DecisionTree.jl
DecisionTree.jl copied to clipboard
VFDT's based on this package?
Hi, I'm interested in a Julia implementation of Domingo's VFDT's aka "Hoeffding Trees", see, for example:
http://weka.sourceforge.net/doc.dev/weka/classifiers/trees/HoeffdingTree.html
This is a streaming algorithm for learning decision trees and might be very useful for modelling "big data" such as logs etc.
Are there any plans for implementing streaming algorithms within this package? If not do you think it is feasible on top of the infrastructure provided here, or would a clean/separate implementation/package be better?
Thanks for any input you might have.
I have also missed something like that in Julia.
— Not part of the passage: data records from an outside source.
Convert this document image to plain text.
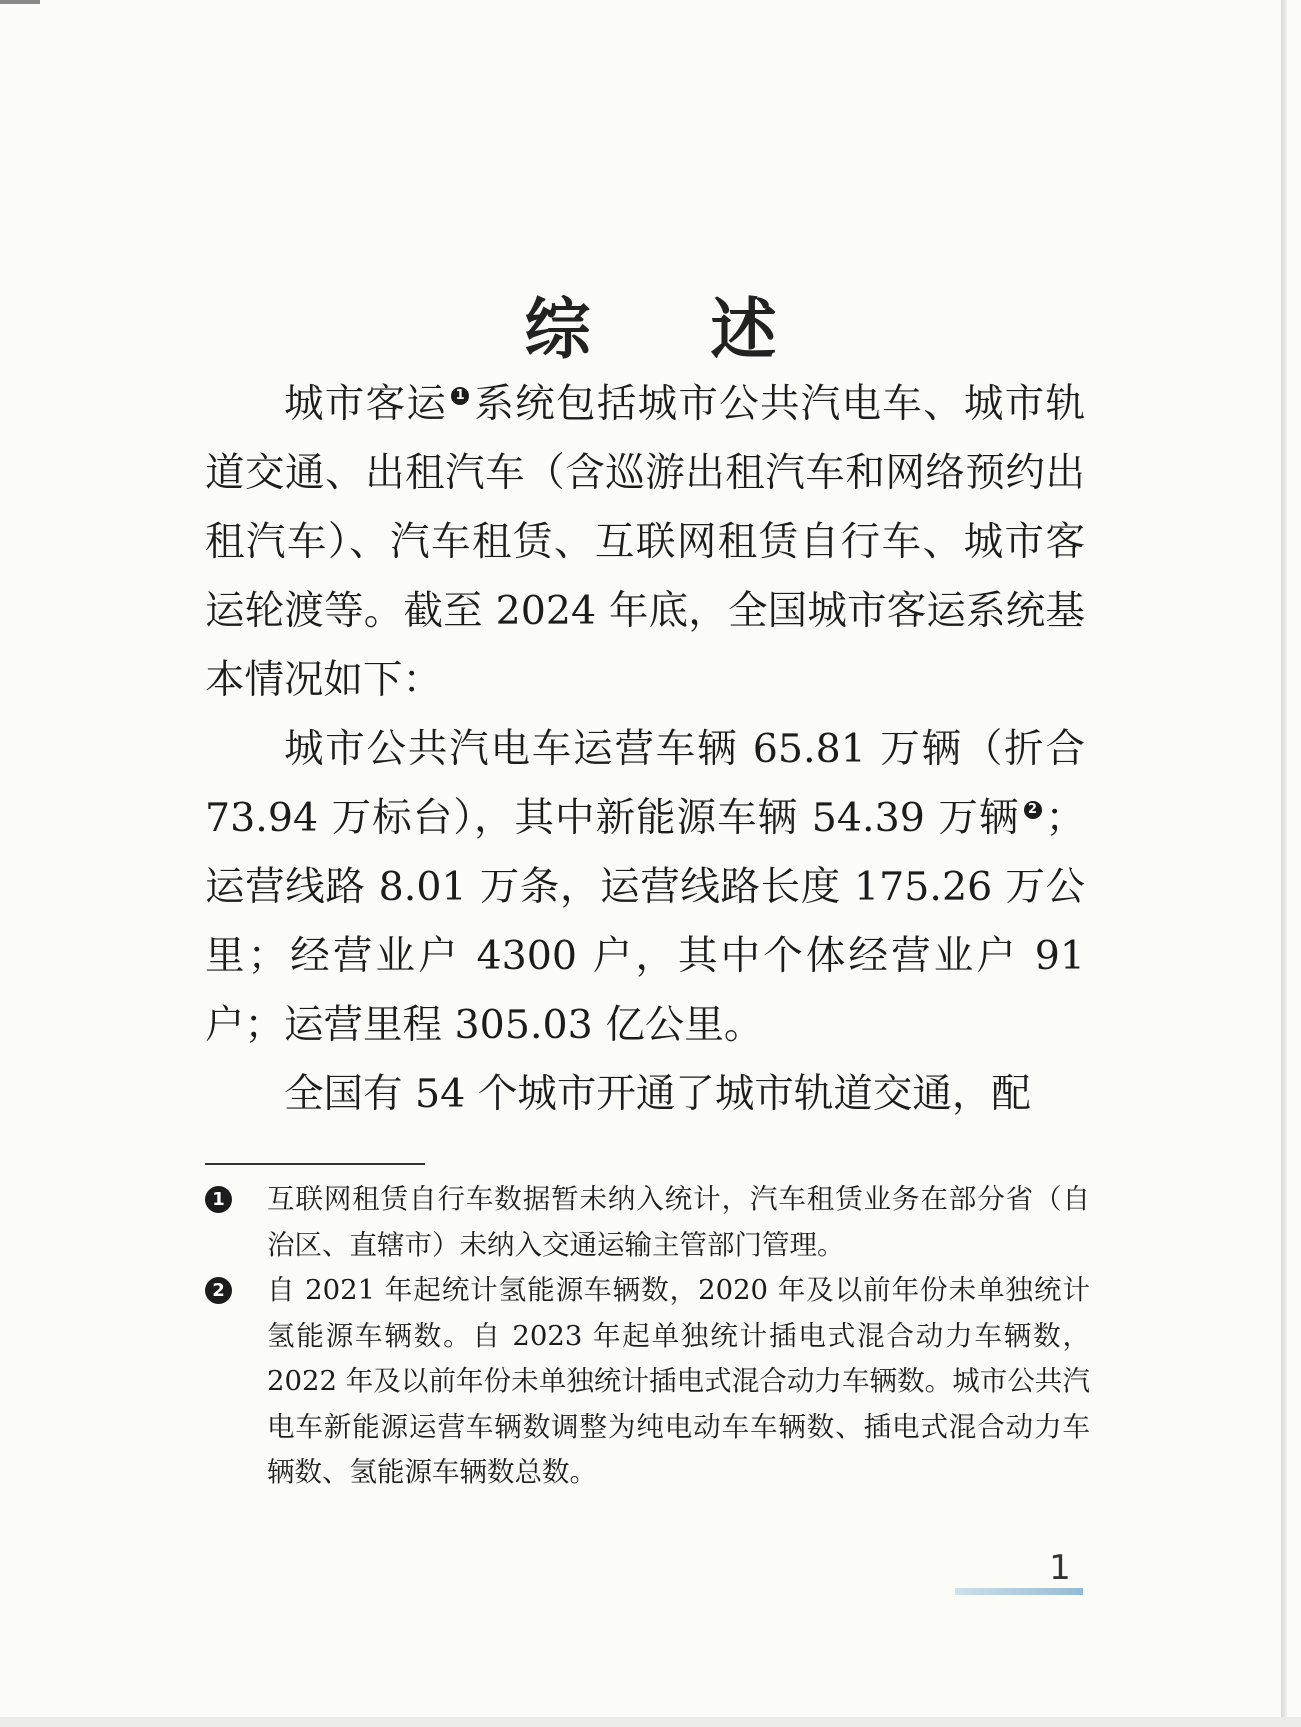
综 述

城市客运 1 系统包括城市公共汽电车、城市轨道交通、出租汽车（含巡游出租汽车和网络预约出租汽车）、汽车租赁、互联网租赁自行车、城市客运轮渡等。截至 2024 年底，全国城市客运系统基本情况如下：

城市公共汽电车运营车辆 65.81 万辆（折合 73.94 万标台），其中新能源车辆 54.39 万辆 2 ；运营线路 8.01 万条，运营线路长度 175.26 万公里；经营业户 4300 户，其中个体经营业户 91 户；运营里程 305.03 亿公里。

全国有 54 个城市开通了城市轨道交通，配

1 互联网租赁自行车数据暂未纳入统计，汽车租赁业务在部分省（自治区、直辖市）未纳入交通运输主管部门管理。

2 自 2021 年起统计氢能源车辆数，2020 年及以前年份未单独统计氢能源车辆数。自 2023 年起单独统计插电式混合动力车辆数，2022 年及以前年份未单独统计插电式混合动力车辆数。城市公共汽电车新能源运营车辆数调整为纯电动车车辆数、插电式混合动力车辆数、氢能源车辆数总数。

1
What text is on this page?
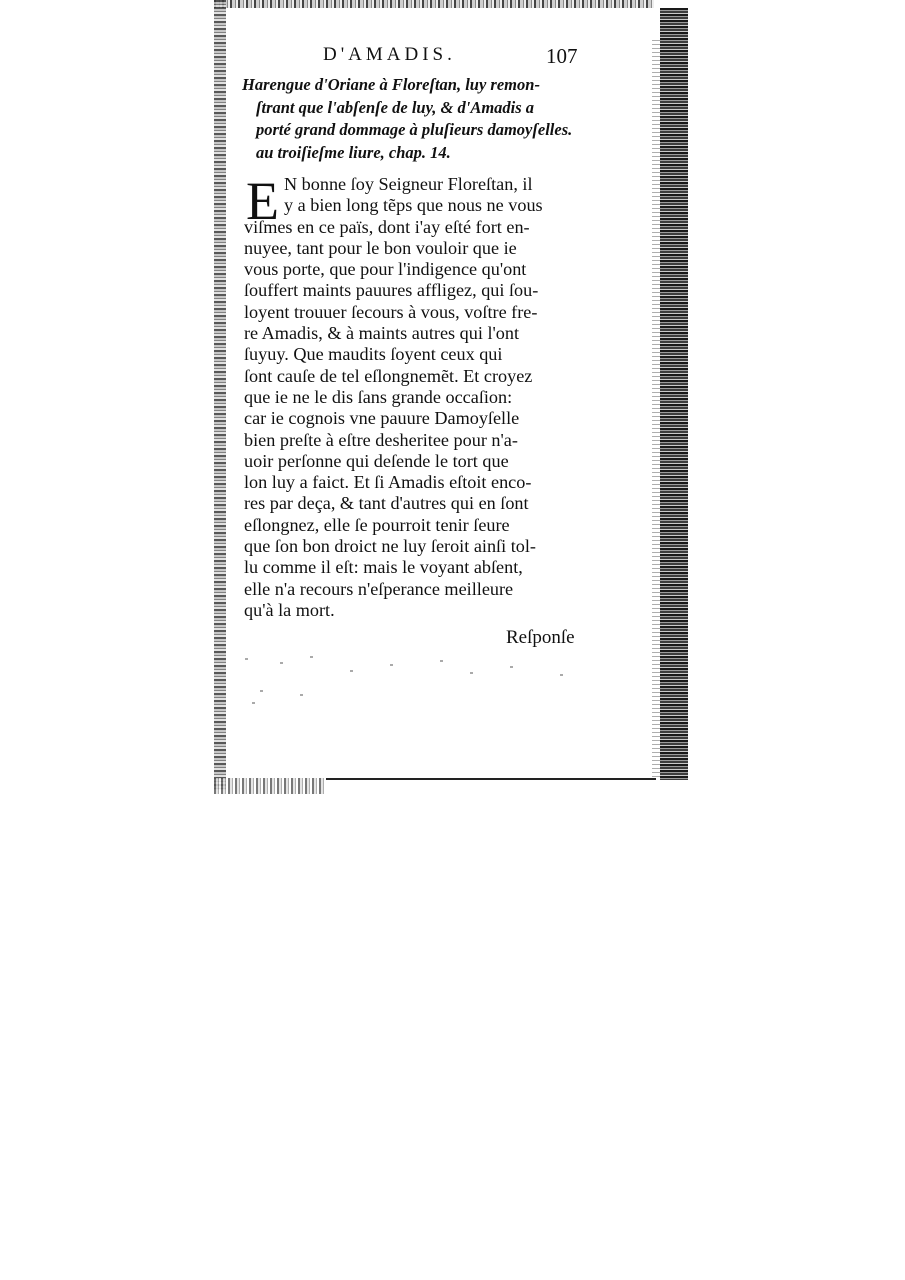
D'AMADIS.	107
Harengue d'Oriane à Floreſtan, luy remon-
ſtrant que l'abſenſe de luy, & d'Amadis a
porté grand dommage à pluſieurs damoyſelles.
au troiſieſme liure, chap. 14.
E N bonne ſoy Seigneur Floreſtan, il
y a bien long tẽps que nous ne vous
viſmes en ce païs, dont i'ay eſté fort en-
nuyee, tant pour le bon vouloir que ie
vous porte, que pour l'indigence qu'ont
ſouffert maints pauures affligez, qui ſou-
loyent trouuer ſecours à vous, voſtre fre-
re Amadis, & à maints autres qui l'ont
ſuyuy. Que maudits ſoyent ceux qui
ſont cauſe de tel eſlongnemẽt. Et croyez
que ie ne le dis ſans grande occaſion:
car ie cognois vne pauure Damoyſelle
bien preſte à eſtre desheritee pour n'a-
uoir perſonne qui deſende le tort que
lon luy a faict. Et ſi Amadis eſtoit enco-
res par deça, & tant d'autres qui en ſont
eſlongnez, elle ſe pourroit tenir ſeure
que ſon bon droict ne luy ſeroit ainſi tol-
lu comme il eſt: mais le voyant abſent,
elle n'a recours n'eſperance meilleure
qu'à la mort.
Reſponſe
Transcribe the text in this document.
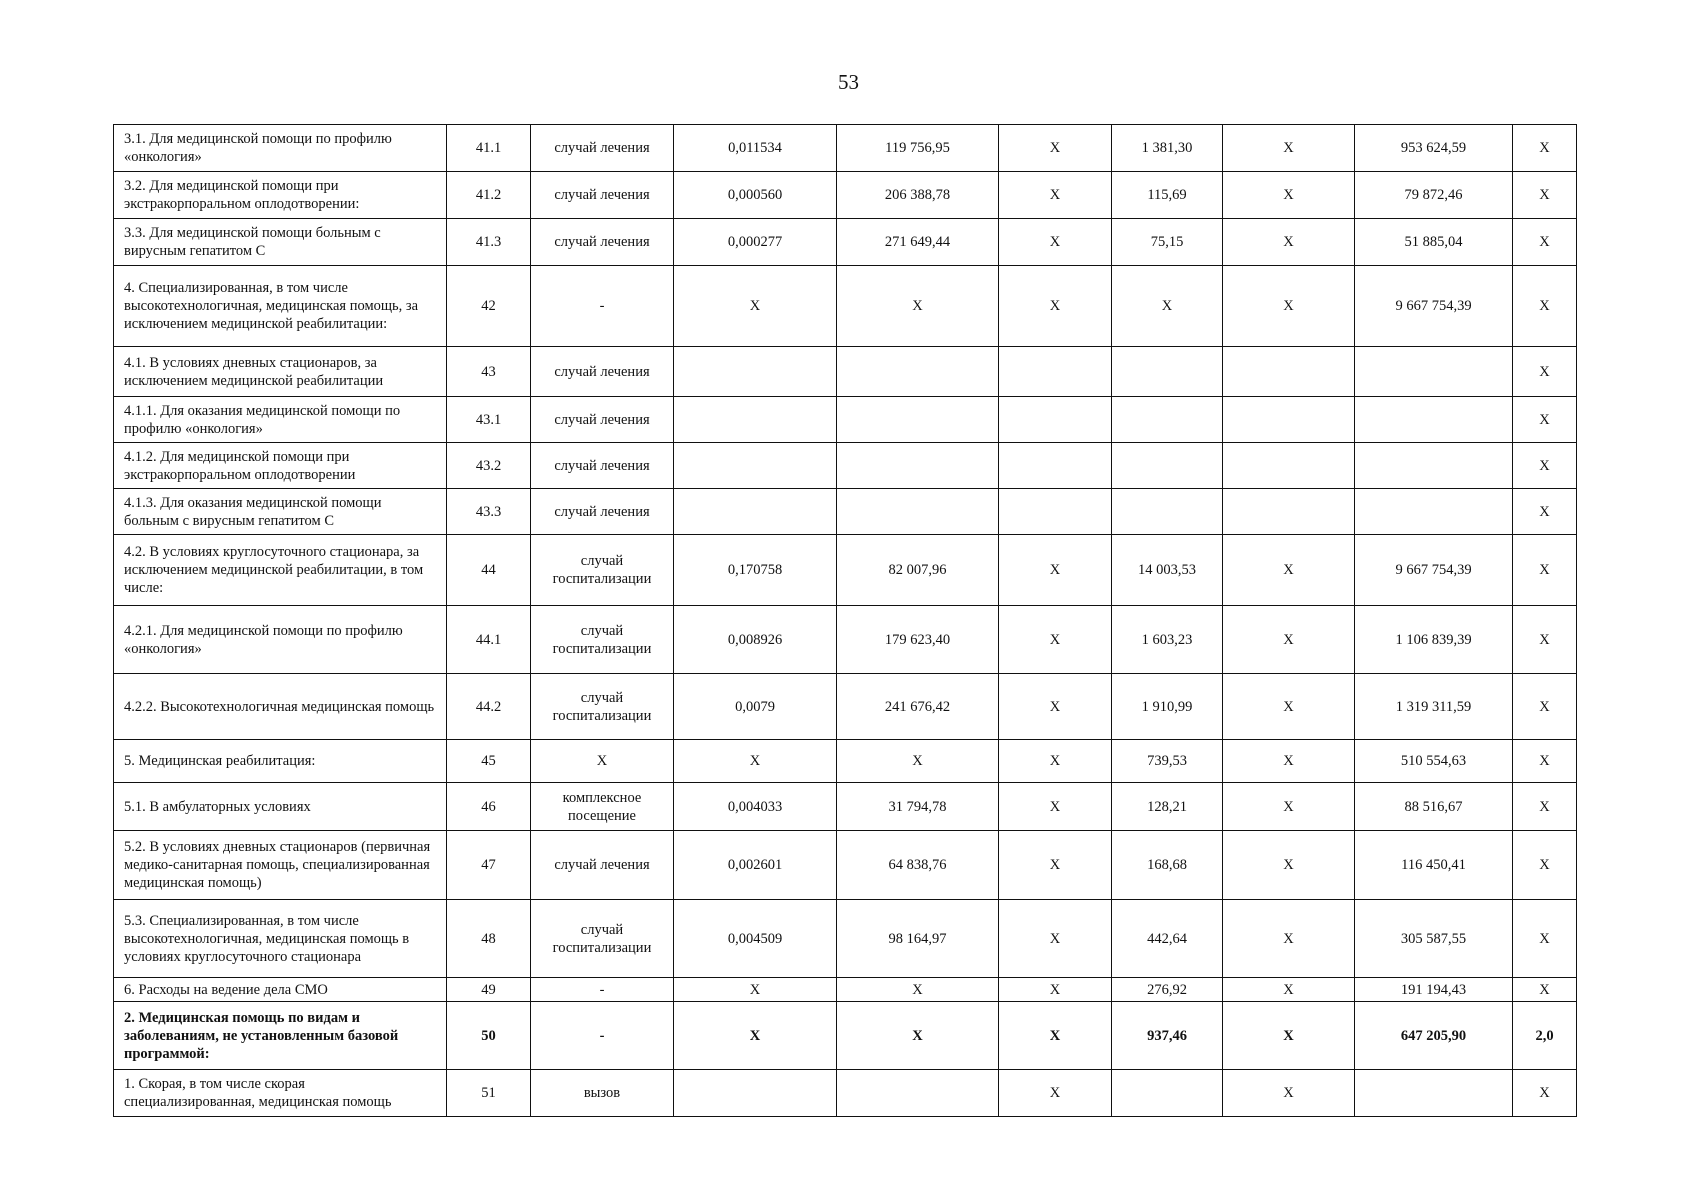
53
3.1. Для медицинской помощи по профилю «онкология»	41.1	случай лечения	0,011534	119 756,95	X	1 381,30	X	953 624,59	X
3.2. Для медицинской помощи при экстракорпоральном оплодотворении:	41.2	случай лечения	0,000560	206 388,78	X	115,69	X	79 872,46	X
3.3. Для медицинской помощи больным с вирусным гепатитом С	41.3	случай лечения	0,000277	271 649,44	X	75,15	X	51 885,04	X
4. Специализированная, в том числе высокотехнологичная, медицинская помощь, за исключением медицинской реабилитации:	42	-	X	X	X	X	X	9 667 754,39	X
4.1. В условиях дневных стационаров, за исключением медицинской реабилитации	43	случай лечения							X
4.1.1. Для оказания медицинской помощи по профилю «онкология»	43.1	случай лечения							X
4.1.2. Для медицинской помощи при экстракорпоральном оплодотворении	43.2	случай лечения							X
4.1.3. Для оказания медицинской помощи больным с вирусным гепатитом С	43.3	случай лечения							X
4.2. В условиях круглосуточного стационара, за исключением медицинской реабилитации, в том числе:	44	случай госпитализации	0,170758	82 007,96	X	14 003,53	X	9 667 754,39	X
4.2.1. Для медицинской помощи по профилю «онкология»	44.1	случай госпитализации	0,008926	179 623,40	X	1 603,23	X	1 106 839,39	X
4.2.2. Высокотехнологичная медицинская помощь	44.2	случай госпитализации	0,0079	241 676,42	X	1 910,99	X	1 319 311,59	X
5. Медицинская реабилитация:	45	X	X	X	X	739,53	X	510 554,63	X
5.1. В амбулаторных условиях	46	комплексное посещение	0,004033	31 794,78	X	128,21	X	88 516,67	X
5.2. В условиях дневных стационаров (первичная медико-санитарная помощь, специализированная медицинская помощь)	47	случай лечения	0,002601	64 838,76	X	168,68	X	116 450,41	X
5.3. Специализированная, в том числе высокотехнологичная, медицинская помощь в условиях круглосуточного стационара	48	случай госпитализации	0,004509	98 164,97	X	442,64	X	305 587,55	X
6. Расходы на ведение дела СМО	49	-	X	X	X	276,92	X	191 194,43	X
2. Медицинская помощь по видам и заболеваниям, не установленным базовой программой:	50	-	X	X	X	937,46	X	647 205,90	2,0
1. Скорая, в том числе скорая специализированная, медицинская помощь	51	вызов			X		X		X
But perhaps it would fit better to OnlineStats.jl?
Agreed, although my feeling is that the types and methods available in this package (DT) might be needed for a VFDT implementation and, in some sense, it is not as clear that a VFDT has O(1) memory requirement (since the tree might grow very large).
What is your opinion on this, @joshday? Would VFDT fit the scope of OnlineStats.jl or would it better fit elsewhere?
Yes, it would fit in the scope of OnlineStats. I actually started working on it recently, but @robertfeldt makes a good point that before it's done I'll probably be reinventing some data structures that exist here. I think that's fine at least in the short term.